Bhagavagd Gita - Session 21- Track 2109

Question: Is there a distinction between Buddhi Yoga and Jnana Yoga, or there is none?

There is a distinction. Buddhi Yoga, (we had already seen in the 2nd chapter, in which the practise is much simpler, not as elaborate as here in Raja Yoga), Buddhi yoga insists upon your intellect to arrive at a point where it can discriminate between the Real and the unreal. You remember the 2nd chapter starts with the statement of the Real and the unreal. Because Sri Krishna explains to Arjuna: “You are talking of killing and being killed, and your entire bewilderment arises out of this; but those who are wise, they make a distinction between that which is immortal, and that which is mortal. You are talking only of mortality. But real Reality is immortal.” So, Buddhi Yoga is a Yoga in which the intellect is able to perceive the distinction between mortality and immortality, that which is unreal and the Real. And Sri Krishna declares in the 2nd chapter:

nāsato vidyate bhāvo nābhāvo vidyate sataḥ | (II, 16)

“That which is non-existing cannot come into existence; that which exists can never go out of existence.”

This distinction, you must fully grasp. Buddhi yoga is therefore a process in which the intellect arrives at a point where this distinction is realised. And once you realise this, you are shifted from the unreal, and you become fixed in the Real. In that fixation you become ṣṭhitā prajñā; you arrive at this condition in which you are stabilised in your intelligence. That is one part of Buddhi yoga.

Then Sri Krishna says: “I will also apply this Buddhi yoga to the field of Action, and how while doing action, you can come to realise the distinction between the Real and the unreal.” And then, after the 2nd, 3rd and 4th chapters are devoted to that process in which the entire detail is given, so that even while you do action, you still become free. In the pure Buddhi yoga, as applied only to the distinction between the Real and the unreal, action is not involved. You just distinguish between the Real and the unreal, and by this distinction you then become fixed in the Real.

But even “‘while’ doing actions, you see the Real and the unreal and then become fixed in the Real” is the distinguishing mark of Karma yoga. Buddhi yoga applied to Karma, by utilising the means of karma, you attain still the same kind of freedom and the same kind of liberation: that is Karma yoga. So, that is the task, which has been done in chapters n°2, 3, and 4. In chapter n°5 we are told that actually speaking what is required in Buddhi yoga and in Karma yoga, (or what is given in Sankhya yoga, or in the Karma yoga), whatever distinctions there are, ultimately both of them are one, because in both the cases, one element which is common is na kāṅkṣati na dveṣṭi (V, 3); whether you call that process, or that process, in both the processes what is common is: ‘you don’t have any desire, you don’t envy anybody’. In that common element, you find that ‘Sankhya’ and ‘Yoga’ are one and the same.

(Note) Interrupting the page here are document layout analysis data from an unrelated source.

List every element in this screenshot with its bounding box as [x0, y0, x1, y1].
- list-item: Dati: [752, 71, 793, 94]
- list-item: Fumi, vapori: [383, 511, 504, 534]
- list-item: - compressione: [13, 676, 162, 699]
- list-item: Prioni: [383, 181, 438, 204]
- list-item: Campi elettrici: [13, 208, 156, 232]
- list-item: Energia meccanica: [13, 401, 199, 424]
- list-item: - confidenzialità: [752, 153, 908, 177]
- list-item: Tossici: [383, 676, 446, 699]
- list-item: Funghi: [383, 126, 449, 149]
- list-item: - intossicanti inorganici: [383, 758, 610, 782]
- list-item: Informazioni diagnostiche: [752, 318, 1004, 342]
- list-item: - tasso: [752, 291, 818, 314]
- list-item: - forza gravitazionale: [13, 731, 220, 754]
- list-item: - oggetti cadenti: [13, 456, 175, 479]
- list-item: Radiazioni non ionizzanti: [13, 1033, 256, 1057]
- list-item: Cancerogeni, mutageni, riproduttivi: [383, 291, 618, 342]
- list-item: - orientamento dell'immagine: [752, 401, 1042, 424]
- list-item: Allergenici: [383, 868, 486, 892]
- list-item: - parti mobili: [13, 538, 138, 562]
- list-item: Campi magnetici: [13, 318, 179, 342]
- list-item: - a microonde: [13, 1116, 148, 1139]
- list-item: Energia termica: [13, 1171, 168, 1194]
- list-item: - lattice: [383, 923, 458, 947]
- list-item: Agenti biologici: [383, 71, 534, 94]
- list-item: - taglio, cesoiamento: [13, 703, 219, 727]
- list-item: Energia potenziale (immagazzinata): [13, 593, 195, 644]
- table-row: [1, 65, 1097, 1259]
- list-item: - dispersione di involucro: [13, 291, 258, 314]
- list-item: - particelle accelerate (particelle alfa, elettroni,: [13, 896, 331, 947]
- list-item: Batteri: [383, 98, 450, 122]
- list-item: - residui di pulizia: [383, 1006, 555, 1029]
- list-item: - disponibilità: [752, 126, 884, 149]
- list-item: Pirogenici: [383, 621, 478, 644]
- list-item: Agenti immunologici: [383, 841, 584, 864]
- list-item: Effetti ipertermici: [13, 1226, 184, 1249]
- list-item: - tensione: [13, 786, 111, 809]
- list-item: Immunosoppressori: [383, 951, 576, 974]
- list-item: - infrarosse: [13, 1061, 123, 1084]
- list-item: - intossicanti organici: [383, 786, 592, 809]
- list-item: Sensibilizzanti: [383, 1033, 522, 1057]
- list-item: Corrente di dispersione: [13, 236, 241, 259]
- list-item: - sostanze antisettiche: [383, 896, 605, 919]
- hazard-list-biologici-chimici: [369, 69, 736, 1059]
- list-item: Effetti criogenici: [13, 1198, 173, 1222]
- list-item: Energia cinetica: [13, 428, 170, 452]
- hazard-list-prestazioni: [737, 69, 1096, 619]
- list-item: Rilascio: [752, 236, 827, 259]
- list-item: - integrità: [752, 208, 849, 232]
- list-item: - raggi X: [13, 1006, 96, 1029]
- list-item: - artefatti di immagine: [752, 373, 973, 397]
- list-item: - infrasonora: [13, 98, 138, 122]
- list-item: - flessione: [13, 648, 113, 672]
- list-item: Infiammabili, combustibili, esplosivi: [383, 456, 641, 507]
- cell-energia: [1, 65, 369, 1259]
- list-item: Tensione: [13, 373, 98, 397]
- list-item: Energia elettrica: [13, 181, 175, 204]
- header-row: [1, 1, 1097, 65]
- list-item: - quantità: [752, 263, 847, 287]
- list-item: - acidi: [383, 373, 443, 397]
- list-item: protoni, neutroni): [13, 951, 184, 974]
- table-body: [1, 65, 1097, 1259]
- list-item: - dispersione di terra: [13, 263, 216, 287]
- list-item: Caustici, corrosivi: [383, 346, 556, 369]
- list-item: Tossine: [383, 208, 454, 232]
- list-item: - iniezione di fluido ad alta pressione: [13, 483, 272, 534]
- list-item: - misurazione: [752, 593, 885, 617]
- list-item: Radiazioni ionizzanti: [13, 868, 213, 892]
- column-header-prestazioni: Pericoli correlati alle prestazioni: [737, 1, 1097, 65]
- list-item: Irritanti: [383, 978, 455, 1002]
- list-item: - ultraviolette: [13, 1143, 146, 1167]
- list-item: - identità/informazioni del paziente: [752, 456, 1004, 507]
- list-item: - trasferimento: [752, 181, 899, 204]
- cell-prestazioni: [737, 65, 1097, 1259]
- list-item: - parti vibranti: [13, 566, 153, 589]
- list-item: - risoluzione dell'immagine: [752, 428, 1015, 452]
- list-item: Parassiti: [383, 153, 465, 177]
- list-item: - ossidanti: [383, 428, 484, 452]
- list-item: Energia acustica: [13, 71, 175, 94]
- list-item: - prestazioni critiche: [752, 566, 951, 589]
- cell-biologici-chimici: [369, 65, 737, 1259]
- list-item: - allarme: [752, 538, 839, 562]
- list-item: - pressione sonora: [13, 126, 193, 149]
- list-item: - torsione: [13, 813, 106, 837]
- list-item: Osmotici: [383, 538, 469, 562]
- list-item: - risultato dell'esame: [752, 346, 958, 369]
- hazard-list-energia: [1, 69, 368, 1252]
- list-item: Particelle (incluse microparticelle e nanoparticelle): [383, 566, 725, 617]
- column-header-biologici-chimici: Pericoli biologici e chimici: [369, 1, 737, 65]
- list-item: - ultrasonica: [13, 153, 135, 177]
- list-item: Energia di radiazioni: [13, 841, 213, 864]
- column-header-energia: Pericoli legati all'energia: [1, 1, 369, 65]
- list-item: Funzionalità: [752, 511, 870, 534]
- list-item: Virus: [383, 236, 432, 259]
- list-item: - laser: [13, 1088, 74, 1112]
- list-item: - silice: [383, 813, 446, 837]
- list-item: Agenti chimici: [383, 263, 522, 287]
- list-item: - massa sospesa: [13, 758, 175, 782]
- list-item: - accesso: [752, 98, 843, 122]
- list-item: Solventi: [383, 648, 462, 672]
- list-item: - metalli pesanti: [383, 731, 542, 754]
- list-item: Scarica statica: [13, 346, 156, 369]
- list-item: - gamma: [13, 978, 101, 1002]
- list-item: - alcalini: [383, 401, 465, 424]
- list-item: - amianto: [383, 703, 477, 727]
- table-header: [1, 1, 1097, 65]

Those who distinguish between the two are bālāḥ pravadanti, it is only children who make a distinction, na paṇḍitāḥ (V, 4), the wise men do not make a distinction between them.

Now, having explained all this, you are raising the question: what is this Jnana yoga? Is it different from Buddhi yoga? Is Raja yoga different from Buddhi yoga? The answer is this: in Buddhi yoga, the processes of Asana, Pranayama, and gradual processes of Dharana, Dhyana, Samadhi, all that is not in a regulated manner given. By ‘mere process of thinking’, very clearly, you arrive at a distinction between the Real and the unreal, and then you get fixed in the Real. In that process, you are not required to seat down quietly, in an Asana, you are not required to do Pranayama, you are not required to go gradually from step to step, but it will show that Buddhi yoga is something relevant to those who are capable, intellectually, of making a distinction between the Real and the unreal. But all people may not be capable of that distinction. It is ready for those who are able to think so clearly, their minds are so clear that they can arrive at this distinction. But those who are not capable, for them a regular, a slow process is necessary. Therefore, you might say that elements of Buddhi yoga are present in Raja yoga, but the details of Raja yoga are not present in Buddhi yoga. Ultimately the distinction that has to be made between the Real and the unreal, that distinction even here in Raja yoga ultimately you have to do, but in a gradual manner, because this Raja yoga is particularly addressed to those people whose minds are really unstable. It is a special kind of a process given to those whose minds naturally does not seat quietly; and in fact most of us are like that therefore it is very valid for all of us, mostly. But it may not be so for those who really have developed…by birth it self they have a great capacity to be very quiet, so for them, all the Ashtanga Yoga is not necessary: this is the distinction.